Dicho de otro modo, la incitación a la violencia ha de ser real y materializable, en las condiciones que hemos visto con anterioridad.

Subjetividad, asimetría e inseguridad jurídica

El problema central es que el de la inseguridad jurídica que provoca la subjetividad que provoca la actual regulación de la ley mordaza. No hay posibilidad real de conocer cuándo una declaración pública va a provocar la apertura de un procedimiento penal. Tomo las palabras del Tribunal Supremo de los Estados Unidos, en el asunto Hustler v. Falwell en el que se analizaba un gran ataque al honor de un predicador: “No hay duda de que la caricatura del demandante y su madre publicada en Hustler es en el mejor delos casos un primo lejano de las viñetas políticas que acabamos de describir. Si fuese posible adoptar un criterio en virtud del cual separar una cosa de la otra, acaso el discurso público no se resentiría demasiado. Pero dudamos de que exista tal criterio, y estamos convencidos de que la peyorativa descripción de «ultrajante» en ninguna caso sirve como tal criterio. En el discurso social y político, «ultrajante» tiene un significado intrínsecamente subjetivo, sobre el que el jurado condena por daños, basándose en los gustos o puntos de vista de sus miembros o, quizás, en su desagrado ante una determinada expresión. Por ello adoptar como criterio el carácter «ultrajante» no es compatible con nuestra jurisprudencia que impide condenar por daños por el mero hecho de que la expresión de que se trate tenga un impacto emocionalmente negativo en el público”.  La inseguridad generada es un mecanismo de censura como otro cualquiera.

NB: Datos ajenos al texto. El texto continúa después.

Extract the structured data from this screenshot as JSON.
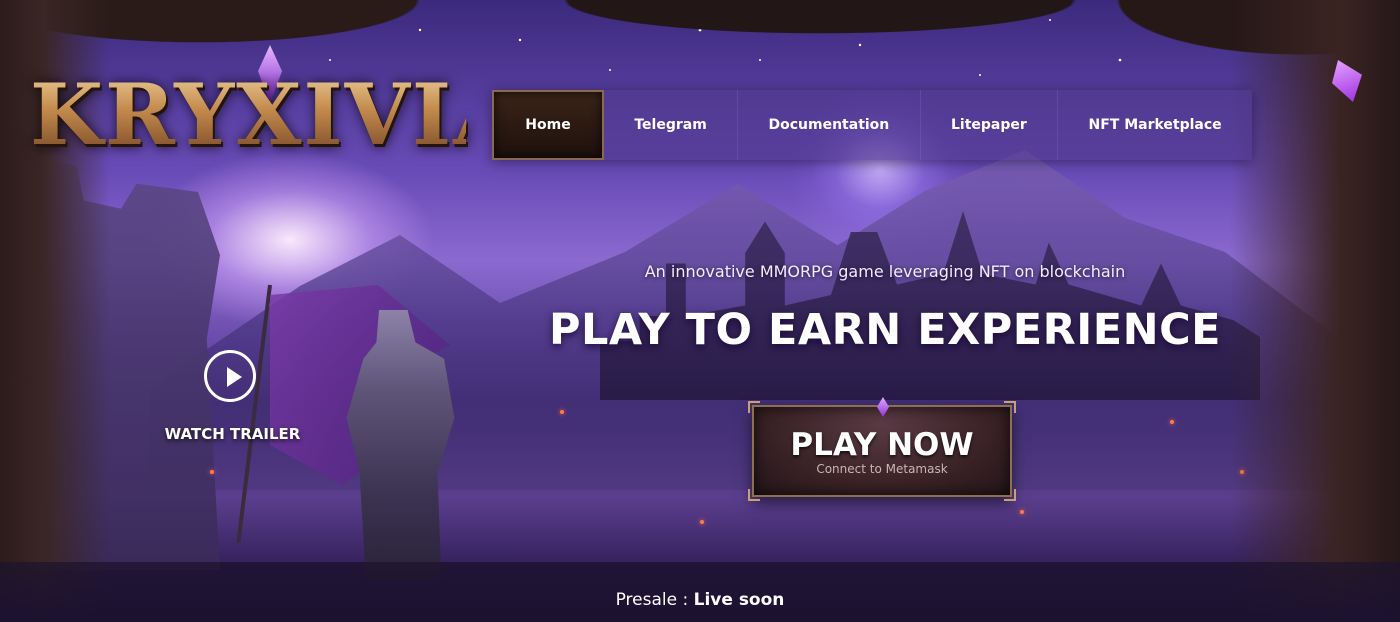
{
  "brand": {
    "logo_text": "KRYXIVIA"
  },
  "nav": {
    "items": [
      {
        "label": "Home",
        "active": true
      },
      {
        "label": "Telegram",
        "active": false
      },
      {
        "label": "Documentation",
        "active": false
      },
      {
        "label": "Litepaper",
        "active": false
      },
      {
        "label": "NFT Marketplace",
        "active": false
      }
    ]
  },
  "hero": {
    "tagline": "An innovative MMORPG game leveraging NFT on blockchain",
    "headline": "PLAY TO EARN EXPERIENCE",
    "play_button": {
      "label": "PLAY NOW",
      "sublabel": "Connect to Metamask"
    },
    "trailer": {
      "label": "WATCH TRAILER",
      "icon": "play-circle-icon"
    }
  },
  "presale": {
    "label": "Presale",
    "separator": " : ",
    "status": "Live soon"
  },
  "colors": {
    "accent": "#c79a5c",
    "nav_bg": "#50388c",
    "button_bg": "#3a2226"
  }
}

Más aún, hay una situación de asimetría. Nos encontramos con declaraciones de responsables públicos atacando o menospreciando gravemente a grupos de personas por sus orientaciones sexuales o por sus familiares fallecidos en la guerra civil y no ocurre nada. Entran dentro del debate público y se aceptan sin más. 

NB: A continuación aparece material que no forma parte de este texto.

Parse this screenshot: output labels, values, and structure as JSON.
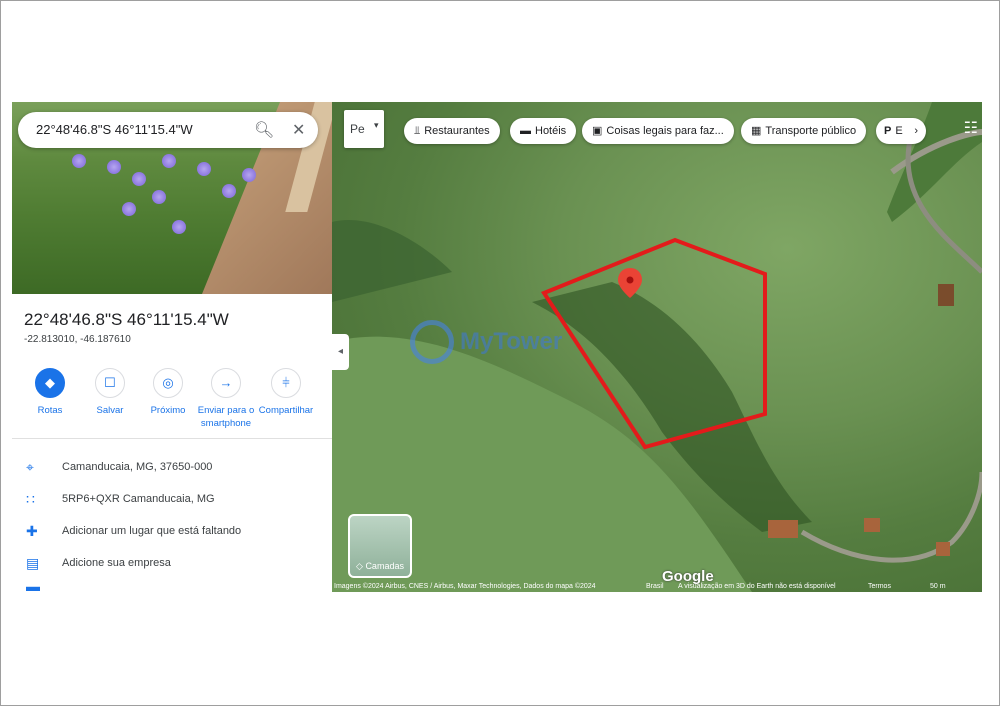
{
  "search": {
    "query": "22°48'46.8\"S 46°11'15.4\"W"
  },
  "place": {
    "title": "22°48'46.8\"S 46°11'15.4\"W",
    "decimal": "-22.813010, -46.187610"
  },
  "actions": [
    {
      "label": "Rotas",
      "icon": "directions-icon"
    },
    {
      "label": "Salvar",
      "icon": "bookmark-icon"
    },
    {
      "label": "Próximo",
      "icon": "nearby-icon"
    },
    {
      "label": "Enviar para o smartphone",
      "icon": "send-to-phone-icon"
    },
    {
      "label": "Compartilhar",
      "icon": "share-icon"
    }
  ],
  "info": [
    {
      "text": "Camanducaia, MG, 37650-000",
      "icon": "location-pin-icon"
    },
    {
      "text": "5RP6+QXR Camanducaia, MG",
      "icon": "plus-code-icon"
    },
    {
      "text": "Adicionar um lugar que está faltando",
      "icon": "add-place-icon"
    },
    {
      "text": "Adicione sua empresa",
      "icon": "add-business-icon"
    }
  ],
  "map": {
    "layer_selector": "Pe",
    "chips": [
      {
        "label": "Restaurantes",
        "icon": "restaurant-icon"
      },
      {
        "label": "Hotéis",
        "icon": "hotel-icon"
      },
      {
        "label": "Coisas legais para faz...",
        "icon": "camera-icon"
      },
      {
        "label": "Transporte público",
        "icon": "transit-icon"
      },
      {
        "label": "E",
        "icon": "parking-icon"
      }
    ],
    "layers_label": "Camadas",
    "brand": "Google",
    "attribution": "Imagens ©2024 Airbus, CNES / Airbus, Maxar Technologies, Dados do mapa ©2024",
    "country": "Brasil",
    "notice": "A visualização em 3D do Earth não está disponível",
    "terms": "Termos",
    "scale": "50 m",
    "watermark": "MyTower",
    "boundary_color": "#e31b1b",
    "pin_color": "#ea4335"
  }
}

Así debe ser. Sin embargo, unos tuits que están en una dirección ideológica diferente que tienen el mismo gusto (ya sea éste bueno, malo o penoso, lo dejo a la valoración del lector) provocan la apertura del procedimiento penal y, en algunos casos, la emisión de sentencias condenatorias Pero no hay un derecho al buen gusto, ni siquiera al decoro de los parlamentarios: será la sociedad la que decida si el comportamiento le parece adecuado o no o si por el contrario entra dentro de lo admisible como manifestación de la democracia simbólica.

Excediéndonos en el valor de los límites estamos eliminando la propia democracia. Eliminando los supuestos de libertad de expresión para el ejercicio del odio contra personas o colectivos nos encontraremos ante una sociedad más libre.